For prostate cancer RT, we found that TomoTherapy provided excellent target coverage with higher dose uniformity despite a large penumbra. The mean maximum dose (hotspot) for a created structure “bladder minus PTV” was 3 Gy higher with LINAC-IMRT technique compared to TomoTherapy-IMRT (77 vs 74 Gy) using the same constraints. The volume of the structure exposed to 70 Gy or more (V70) was 2 cm3 larger in the LINAC group. In addition to this dose, a MVCB imaging dose (about 2 Gy) had to be added. The bladder neck was located within this more highly irradiated volume, which may explain the increased bladder toxicity observed after LINAC-based IMRT.

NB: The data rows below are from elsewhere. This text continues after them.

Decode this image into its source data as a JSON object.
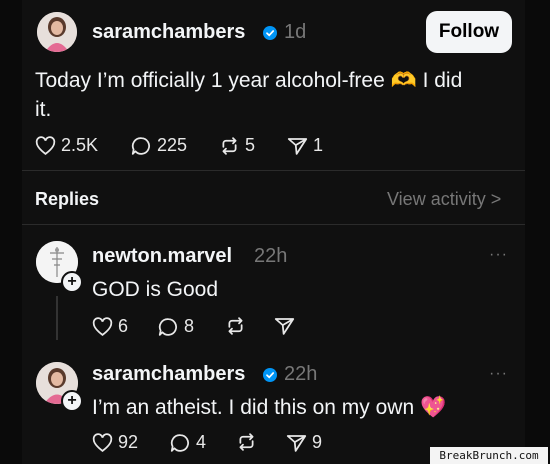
{
  "post": {
    "username": "saramchambers",
    "time": "1d",
    "follow_label": "Follow",
    "text_line1": "Today I’m officially 1 year alcohol-free 🫶 I did",
    "text_line2": "it.",
    "likes": "2.5K",
    "comments": "225",
    "reposts": "5",
    "shares": "1"
  },
  "replies_header": {
    "label": "Replies",
    "view_activity": "View activity >"
  },
  "replies": [
    {
      "username": "newton.marvel",
      "time": "22h",
      "text": "GOD is Good",
      "likes": "6",
      "comments": "8",
      "reposts": "",
      "shares": ""
    },
    {
      "username": "saramchambers",
      "time": "22h",
      "text": "I’m an atheist. I did this on my own 💖",
      "likes": "92",
      "comments": "4",
      "reposts": "",
      "shares": "9"
    }
  ],
  "more_label": "···",
  "watermark": "BreakBrunch.com",
  "colors": {
    "background": "#101010",
    "text": "#f3f5f7",
    "muted": "#777777",
    "verified": "#0095f6"
  }
}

There is evidence to suggest that the mean bladder dose has only a small influence on bladder toxicity. However, the most critical anatomic structure associated with post-RT urinary toxicity is not well established. Retrospective reports have drawn associations between various factors such as urethral dose, prostate volume, or use of neoadjuvant androgen deprivation therapy and increased risk of significant acute urinary toxicity [30, 31]. Several small retrospective reports have addressed the correlation of urinary toxicity with the dose to the lower urinary tract segments [32] and described an association between the dose to the urethral base/bladder neck and urinary toxicity [33]. A recent Dutch trial demonstrated that a volume > 2 cm3 receiving a high dose (80 Gy) and a > 47-Gy dose administered to the trigone are associated with a significantly increased risk of late urinary obstruction [34]. Heemsbergen et al. demonstrated that hotspots were correlated with the incidence of bladder neck obstructions. This might be due to the fact that bladder hotspots are usually found in the area of the bladder neck close to the CTV. Furthermore, hotspots were mainly associated with urinary retention within 2 years. In addition, the dose just cranial to the prostate is probably predictive for bladder neck obstruction, because the bladder neck moves in and out of this area during treatment.

Many studies have demonstrated an improvement in the frequency and grades of GI and GU toxicity with advances in dose conformity and tumor targeting [35, 36]. TomoTherapy makes it possible to minimize the bladder volume irradiated with high doses by producing steeper high-dose gradients than LINAC-based step-and-shoot IMRT. Our findings are likely nonsignificant due to the limited number of patients. The asymptotic significance according to Pearson’s chi-square test (p = 0.078) suggests a trend toward a difference in GU toxicity between these two IMRT techniques.

Conclusion

High-precision IGRT of prostate cancer should be based on implantation of intraprostatic FMs. These are helpful for detecting interfractional variability in prostate position and avoiding movement of the bladder neck toward a higher isodose level. In addition, although IG frequency is decreased, narrow margins can be preserved. The combination of small margins, less-frequent imaging, and still-precise RT technologies allowing for high tumor control rates and low late toxicity paves the way for hypofractionated protocols in the future. Besides reducing the dose to the entire bladder, omitting hotspots in the bladder neck will probably lower the risk of bladder toxicity and should therefore be an important aspect in treatment plan optimization. More studies are needed to validate this strategy.